Images courtesy Wikimedia

Two of the strongest forces in Louisiana politics have already taken sides for the Nov. 21 runoff in the governor’s race, with sheriffs coalescing behind state Rep. John Bel Edwards and an influential faction of the oil lobby backing U.S. Sen. David Vitter.

This divvying up of political resources will intensify quickly with just four weeks to go until Louisiana chooses its next governor.

The endorsement given to Vitter, a Republican, by the Louisiana Oil and Gas Association’s political action committee is an early sign that business groups may gravitate toward the senior senator in the coming days.

LOGPAC Chairman Don Briggs said the endorsement will “ensure that (Vitter) receives the necessary support from our industry.”

Edwards, a Democrat, also picked up the support of the Louisiana Sheriffs’ Association less than 48 hours after claiming victory in the primary.

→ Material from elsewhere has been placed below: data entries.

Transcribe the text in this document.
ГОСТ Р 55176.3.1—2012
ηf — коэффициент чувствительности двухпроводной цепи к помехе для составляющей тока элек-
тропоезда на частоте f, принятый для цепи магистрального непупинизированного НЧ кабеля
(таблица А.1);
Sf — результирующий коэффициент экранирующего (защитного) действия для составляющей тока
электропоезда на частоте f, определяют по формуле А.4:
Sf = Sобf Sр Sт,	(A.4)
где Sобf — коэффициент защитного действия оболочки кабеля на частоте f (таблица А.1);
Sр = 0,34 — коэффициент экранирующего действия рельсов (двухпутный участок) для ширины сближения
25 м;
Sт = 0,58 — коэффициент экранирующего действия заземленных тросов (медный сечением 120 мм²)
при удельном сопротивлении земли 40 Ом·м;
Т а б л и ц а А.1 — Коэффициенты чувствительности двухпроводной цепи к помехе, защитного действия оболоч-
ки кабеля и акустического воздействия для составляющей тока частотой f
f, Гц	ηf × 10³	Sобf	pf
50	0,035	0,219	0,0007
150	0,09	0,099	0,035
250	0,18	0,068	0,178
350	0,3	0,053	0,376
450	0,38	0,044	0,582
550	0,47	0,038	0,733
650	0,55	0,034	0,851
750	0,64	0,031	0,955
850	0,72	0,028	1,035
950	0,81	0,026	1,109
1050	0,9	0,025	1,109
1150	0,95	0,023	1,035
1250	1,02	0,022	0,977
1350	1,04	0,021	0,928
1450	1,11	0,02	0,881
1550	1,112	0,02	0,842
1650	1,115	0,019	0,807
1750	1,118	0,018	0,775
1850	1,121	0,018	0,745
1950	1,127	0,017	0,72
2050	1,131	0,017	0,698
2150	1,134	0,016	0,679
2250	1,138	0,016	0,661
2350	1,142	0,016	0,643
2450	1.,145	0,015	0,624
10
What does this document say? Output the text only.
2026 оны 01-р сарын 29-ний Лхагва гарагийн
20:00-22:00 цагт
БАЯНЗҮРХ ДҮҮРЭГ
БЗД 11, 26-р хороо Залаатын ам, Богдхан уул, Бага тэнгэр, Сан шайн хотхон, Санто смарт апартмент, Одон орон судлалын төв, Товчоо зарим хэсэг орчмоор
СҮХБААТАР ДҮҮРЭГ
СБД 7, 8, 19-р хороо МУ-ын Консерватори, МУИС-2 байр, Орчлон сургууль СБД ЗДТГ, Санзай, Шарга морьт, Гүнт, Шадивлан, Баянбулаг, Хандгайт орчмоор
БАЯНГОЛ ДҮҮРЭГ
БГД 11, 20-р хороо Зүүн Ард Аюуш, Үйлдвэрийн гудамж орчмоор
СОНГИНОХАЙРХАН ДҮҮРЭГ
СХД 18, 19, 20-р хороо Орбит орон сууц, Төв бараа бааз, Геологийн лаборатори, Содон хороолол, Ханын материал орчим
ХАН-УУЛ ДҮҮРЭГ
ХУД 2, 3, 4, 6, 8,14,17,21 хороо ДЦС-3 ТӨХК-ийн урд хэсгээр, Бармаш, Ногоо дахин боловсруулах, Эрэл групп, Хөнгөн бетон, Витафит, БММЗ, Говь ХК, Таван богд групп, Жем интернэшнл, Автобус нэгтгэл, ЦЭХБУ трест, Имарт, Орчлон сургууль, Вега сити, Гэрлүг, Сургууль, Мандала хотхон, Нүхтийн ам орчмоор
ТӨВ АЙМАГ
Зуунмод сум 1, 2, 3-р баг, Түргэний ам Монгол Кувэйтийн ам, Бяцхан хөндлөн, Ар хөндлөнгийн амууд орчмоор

Lincoln Parish Sheriff Mike Stone, LSA’s president, noted Edwards’ West Point education in a press release.

“We feel having John Bel Edwards as our next governor will enhance Louisiana’s image and show the entire country that Louisiana values honesty and integrity in government,” Stone said.

The endorsement from the sheriffs is steeped more in political intrigue than the nod from the LOGA PAC.

Longtime Jefferson Parish Sheriff Newell Norman’s deputies arrested a private investigator the day before the primary election for allegedly recording a conversation between the sheriff and group having coffee and breakfast in Metairie.

The Vitter campaign has made payments to the Dallas-based investigation firm, but they deny any direct instructions were given to spy on the sheriff. Instead, Vitter supporters contend Normand, who backed Lt. Gov. Jay Dardenne for governor in the primary, is trying to turn the issue into a political attack.

Up next for Vitter is possibly more PAC endorsements from other business groups. For example, some of the members of the four PACs controlled by Louisiana Association of Business and Industry would like to get involved in the runoff.

In interviews with PAC members, they said the felt like Edwards’ donors, like unions and trial lawyers, are their “natural enemies.” Depending on if it actually happens, and at what level, it would be one for the books. LABI has only played in three gubernatorial elections in recent memory: Dave Treen; Mike Foster, who actually turned it down after seeking the group’s support; and Bobby Jindal, back when he had re-election in the bag.

LABI President Stephen Waguespack said it would indeed be unusual and that the business organization’s PACs have not yet taken a firm stance. A super-majority vote of all four of the PACs would be needed.

“We’re polling our PAC members now that the primary is over to see if they want to revisit this,” said Waguespack, “and considering the stakes of this election it’s appropriate for us to circle back around to them.”